Monday 16 August 2010

Losing it

Well, it didn't last long, did it?
The first flush of goodwill and decent policies, devolving power to the clinicians, no more top down management, etc. But now, just three months into the job Mr Lansley drops his first clanger and shows us what may be his true colours. Fines for hospitals that don't have 100% compliance with single sex accommodation by the end of this year.
Leaving aside this policy was first mooted in 1996 and that successive governments have been promulgating it so that he is jumping on the end of a long bandwagon and claiming it as his own, we are now - at a stroke - back to central control. Never mind that the fines would penalize those least able to afford them; never mind that this would in turn impact on patient care and staff morale. No, we need an ego boost for Mr Lansley and his increasingly shabby looking administration and this makes good headlines.
Don't get me wrong: single sex accommodation is absolutely the right thing for which to strive and I doubt anyone would disagree with him on this. But it doesn't just happen at the click of a finger. It needs the real estate and the staff to man it and neither of these occur overnight. And lastly, it does not need punitive measures from on high.
If a hospital has one ward for a particular speciality it will need two but these need to be built and then there needs to be more nursing staff as the male to female ratio is never exactly 50-50. Doubtless there will be fudges where a screen is built but the rest of the ward remains the same and this will constitute compliance - for in recent years clinicians and managers have become adept at circumventing daft rules by creative accounting - a skill that New Labour leaves as one of its many unwanted legacies but one that the new government seems intent on continuing.

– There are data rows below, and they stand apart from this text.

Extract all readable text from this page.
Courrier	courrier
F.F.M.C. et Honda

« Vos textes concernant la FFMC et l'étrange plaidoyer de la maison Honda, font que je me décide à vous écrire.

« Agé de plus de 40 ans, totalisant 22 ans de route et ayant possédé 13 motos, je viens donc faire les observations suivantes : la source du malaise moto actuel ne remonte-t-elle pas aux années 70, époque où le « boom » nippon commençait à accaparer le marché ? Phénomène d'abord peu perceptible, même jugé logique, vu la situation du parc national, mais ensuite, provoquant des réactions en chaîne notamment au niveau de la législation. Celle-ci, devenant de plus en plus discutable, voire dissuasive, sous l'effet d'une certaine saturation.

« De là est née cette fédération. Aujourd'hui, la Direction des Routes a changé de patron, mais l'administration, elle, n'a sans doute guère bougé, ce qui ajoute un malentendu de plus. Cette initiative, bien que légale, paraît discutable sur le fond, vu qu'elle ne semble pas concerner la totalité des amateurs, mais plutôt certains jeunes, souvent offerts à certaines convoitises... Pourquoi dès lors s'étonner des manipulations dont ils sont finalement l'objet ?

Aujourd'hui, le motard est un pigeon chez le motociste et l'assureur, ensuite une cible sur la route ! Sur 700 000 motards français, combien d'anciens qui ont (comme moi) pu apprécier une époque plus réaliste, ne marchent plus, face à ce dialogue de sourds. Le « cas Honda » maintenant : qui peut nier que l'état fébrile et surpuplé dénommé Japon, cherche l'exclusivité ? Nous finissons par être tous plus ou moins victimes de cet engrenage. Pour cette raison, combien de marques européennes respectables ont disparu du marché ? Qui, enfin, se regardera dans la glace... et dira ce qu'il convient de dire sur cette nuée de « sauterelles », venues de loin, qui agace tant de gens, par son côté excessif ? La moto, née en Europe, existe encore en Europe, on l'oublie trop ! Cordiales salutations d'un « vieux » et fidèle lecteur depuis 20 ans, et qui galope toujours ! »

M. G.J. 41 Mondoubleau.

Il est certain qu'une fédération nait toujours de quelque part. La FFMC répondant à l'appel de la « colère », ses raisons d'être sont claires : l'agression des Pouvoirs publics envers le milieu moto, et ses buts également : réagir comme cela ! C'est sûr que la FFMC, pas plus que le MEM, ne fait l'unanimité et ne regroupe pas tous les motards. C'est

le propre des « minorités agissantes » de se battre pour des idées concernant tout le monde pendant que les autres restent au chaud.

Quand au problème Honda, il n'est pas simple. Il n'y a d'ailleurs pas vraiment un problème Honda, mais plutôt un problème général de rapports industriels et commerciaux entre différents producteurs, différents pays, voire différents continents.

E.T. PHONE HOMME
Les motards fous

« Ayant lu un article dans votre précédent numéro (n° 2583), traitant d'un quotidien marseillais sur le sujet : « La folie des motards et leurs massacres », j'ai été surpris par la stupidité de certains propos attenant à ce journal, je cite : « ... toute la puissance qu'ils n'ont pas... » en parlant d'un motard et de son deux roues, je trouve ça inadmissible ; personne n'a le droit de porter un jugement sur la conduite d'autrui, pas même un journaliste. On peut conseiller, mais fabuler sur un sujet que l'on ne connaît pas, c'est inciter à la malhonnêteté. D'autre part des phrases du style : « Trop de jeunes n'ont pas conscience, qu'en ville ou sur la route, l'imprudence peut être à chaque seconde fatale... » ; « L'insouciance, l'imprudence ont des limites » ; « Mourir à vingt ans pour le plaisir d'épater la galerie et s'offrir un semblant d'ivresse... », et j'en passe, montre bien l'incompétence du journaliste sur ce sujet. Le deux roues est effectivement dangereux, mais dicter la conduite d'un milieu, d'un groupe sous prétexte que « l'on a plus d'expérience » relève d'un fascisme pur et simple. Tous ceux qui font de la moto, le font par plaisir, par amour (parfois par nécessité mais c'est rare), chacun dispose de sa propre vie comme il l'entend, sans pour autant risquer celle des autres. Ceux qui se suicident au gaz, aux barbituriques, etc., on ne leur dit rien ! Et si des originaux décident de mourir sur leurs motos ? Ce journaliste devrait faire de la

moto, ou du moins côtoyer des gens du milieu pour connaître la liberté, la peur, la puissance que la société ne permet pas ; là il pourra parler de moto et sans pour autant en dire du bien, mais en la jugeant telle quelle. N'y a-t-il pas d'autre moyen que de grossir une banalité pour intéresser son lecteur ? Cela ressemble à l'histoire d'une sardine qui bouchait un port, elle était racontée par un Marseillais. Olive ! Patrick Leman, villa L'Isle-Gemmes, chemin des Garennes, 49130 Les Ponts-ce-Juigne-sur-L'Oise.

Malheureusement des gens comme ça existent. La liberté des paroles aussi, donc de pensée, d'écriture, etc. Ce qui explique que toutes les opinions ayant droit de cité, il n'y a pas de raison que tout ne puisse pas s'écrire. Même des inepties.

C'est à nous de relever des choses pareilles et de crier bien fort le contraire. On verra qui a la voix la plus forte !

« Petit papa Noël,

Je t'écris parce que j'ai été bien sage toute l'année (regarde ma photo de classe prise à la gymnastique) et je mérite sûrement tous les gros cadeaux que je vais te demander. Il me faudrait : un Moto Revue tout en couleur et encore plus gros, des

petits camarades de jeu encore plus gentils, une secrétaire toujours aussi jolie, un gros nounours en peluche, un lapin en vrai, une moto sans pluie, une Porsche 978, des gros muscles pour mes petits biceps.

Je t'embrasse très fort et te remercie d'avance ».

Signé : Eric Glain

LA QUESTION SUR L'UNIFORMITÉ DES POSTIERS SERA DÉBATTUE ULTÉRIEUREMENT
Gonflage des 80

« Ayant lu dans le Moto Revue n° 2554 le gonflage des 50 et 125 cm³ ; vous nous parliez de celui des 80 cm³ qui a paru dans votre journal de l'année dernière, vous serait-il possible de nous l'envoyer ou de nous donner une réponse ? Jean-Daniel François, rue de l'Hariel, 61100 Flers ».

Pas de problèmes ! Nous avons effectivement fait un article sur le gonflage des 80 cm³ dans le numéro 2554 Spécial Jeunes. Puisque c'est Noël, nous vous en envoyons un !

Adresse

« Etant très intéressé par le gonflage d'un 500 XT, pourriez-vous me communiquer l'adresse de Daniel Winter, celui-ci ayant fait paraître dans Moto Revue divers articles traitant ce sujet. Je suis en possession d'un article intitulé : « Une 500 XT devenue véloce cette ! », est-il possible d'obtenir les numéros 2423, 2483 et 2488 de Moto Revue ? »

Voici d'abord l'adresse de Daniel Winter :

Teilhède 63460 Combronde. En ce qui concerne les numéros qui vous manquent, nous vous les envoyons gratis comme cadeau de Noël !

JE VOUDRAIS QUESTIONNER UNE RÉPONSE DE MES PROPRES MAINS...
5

And this will be worse than useless for the problem will be perceived by the bean-counters to have been solved whereas it remains, and no further work will be done.
And fines? Words fail me. The internal market redistributing scarce monies doubtless to more middle managers to create more unhelpful rules.
Three months in and he's already losing it. I would say roll on May 2015 but we all know that it makes no difference: they are indeed all exactly the same.